Efficiency of bispecific formation by DEKK. Transient transfections were performed using skewed DNA ratios of two vectors each expressing one arm of the DEKK Fc variant pair, followed by nMS analysis to determine the relative amounts of the IgG species (A–C). As a control, transfections were performed using two different IgG₁ heavy chains containing WT Fc regions (D). Black and gray bars represent duplicate experiments using different VH gene combinations in the context of the DEKK Fc variant pair or WT Fc regions. The VH gene combinations used were MF1337 × MF1122 and MF1337 × MF2729. A, DE/KK DNA transfection ratio 5:1; B, DE/KK DNA transfection ratio 1:1; C, DE/KK DNA transfection ratio 1:5. DE indicates L351D,L368E; KK indicates T366K,L351K. DEDE, KKKK, DEKK, DE, and KK denote the homo- and heterodimers and “half-IgGs” of the L351D,L368E and T366K,L351K arms. D, WT Fc regions, DNA transfection ratio 1:1. A and B denote heavy chains containing different VH regions. AB indicates bispecific molecules, and AA and BB indicate monospecific antibodies.

Figure 3.

Crystal structure of the Fc region of DEKK at 2.3-Å resolution. A, structural superimposition of the DEKK and WT Fc regions (PDB code 1L6X (14)) based on CH3 domains. DEKK chain A (T366K,L351K) is colored orange; chain B (L351D,L368E) is blue, and the Fc-III peptide is yellow; the WT structure is gray. B, electron density (2F_obs − F_calc) at 1σ contour level of DEKK residues in chain A (orange) and in chain B (blue); these residues are annotated in C. C, view of the interactions within the CH3 interface of the engineered residues in DEKK (shown as sticks). The dashed lines indicate the distances between interacting atoms in Å. Color scheme as in A. D, bottom view of the CH3/CH3 dimerization interface of the superimposed structures of the DEKK and WT Fc regions (PDB code 1L6X). The dashed lines measure the distances between residues 351(A)-(B) and 353(A)-(B) in both DEKK and WT as provided under “Results.” The arrows indicate the conformational rearrangement of the helix consisting of residues 354–359 in DEKK compared with the same helix in the WT molecule. Color scheme as in A. E, view of the CH3 interface of DEKK superimposed to the four best models generated by HADDOCK (light blue). Color scheme for DEKK as in A.

Figure 4.

Crystal structure of the Fc region of DEDE at 2.2-Å resolution. A, structural superimposition of DEDE and WT Fc regions (PDB code 1L6X (14)), based on CH3 domains. DEDE is colored cyan; WT is gray. B, zoomed-in bottom view of the CH3/CH3 dimerization interface of the superimposed structures of DEDE and WT Fc regions (PDB code 1L6X), based on chain A. Mutated residues are shown as sticks.

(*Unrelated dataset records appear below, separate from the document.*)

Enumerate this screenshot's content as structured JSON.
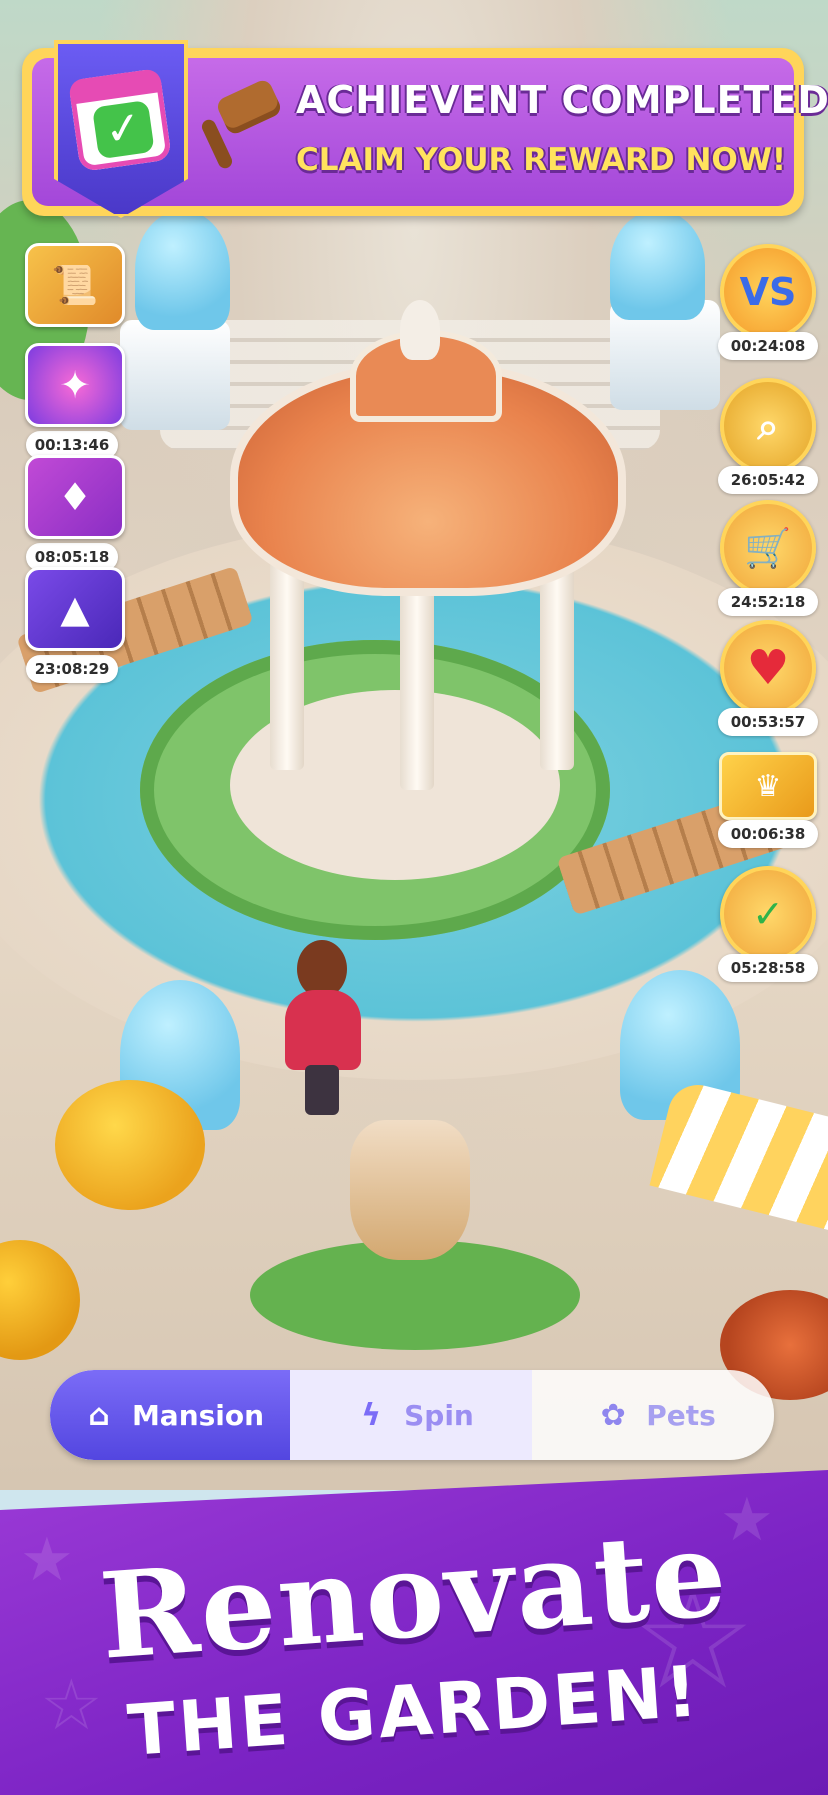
{
  "banner": {
    "title": "ACHIEVENT COMPLETED!",
    "subtitle": "CLAIM YOUR REWARD NOW!",
    "icon": "calendar-check-icon",
    "reward_icon": "hammer-icon"
  },
  "left_events": [
    {
      "icon": "scroll-coins-icon",
      "timer": ""
    },
    {
      "icon": "disco-ball-icon",
      "timer": "00:13:46"
    },
    {
      "icon": "card-pack-icon",
      "timer": "08:05:18"
    },
    {
      "icon": "witch-hat-icon",
      "timer": "23:08:29"
    }
  ],
  "right_events": [
    {
      "icon": "versus-dice-icon",
      "timer": "00:24:08"
    },
    {
      "icon": "magnifier-garden-icon",
      "timer": "26:05:42"
    },
    {
      "icon": "shopping-cart-icon",
      "timer": "24:52:18"
    },
    {
      "icon": "heart-plus-icon",
      "timer": "00:53:57"
    },
    {
      "icon": "crown-ticket-icon",
      "timer": "00:06:38"
    },
    {
      "icon": "calendar-check-icon",
      "timer": "05:28:58"
    }
  ],
  "tabs": [
    {
      "label": "Mansion",
      "icon": "house-icon",
      "active": true
    },
    {
      "label": "Spin",
      "icon": "lightning-icon",
      "active": false
    },
    {
      "label": "Pets",
      "icon": "paw-icon",
      "active": false
    }
  ],
  "promo": {
    "line1": "Renovate",
    "line2": "THE GARDEN!"
  },
  "colors": {
    "accent_purple": "#a347d9",
    "banner_gold": "#ffd55a",
    "tab_active": "#5346e0",
    "promo_bg": "#7b23c4"
  }
}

The dashed lines indicate the distance between residues 351(A)-(B) as provided under “Results.”

Figure 5.

CEX was used to remove product-related impurities from a protein A-purified sample of MCLA-128 produced using the DEKK Fc region pair. A, analytical CEX chromatogram of the preparative CEX column load shows early eluting DEDE homodimers running at around 12 min, bispecific antibody MCLA-128 eluting between 14 and 20.5 min, and late eluting KK half-IgG running at around 23 min. B, analytical CEX chromatogram of the preparative CEX column eluate showing only bispecific antibody MCLA-128, demonstrating efficient removal of the DEDE and KK impurities. DEDE denotes the homodimer of the L351D,L368E Fc region variant, and KK denotes half-IgGs of the T366K,L351K Fc region variant.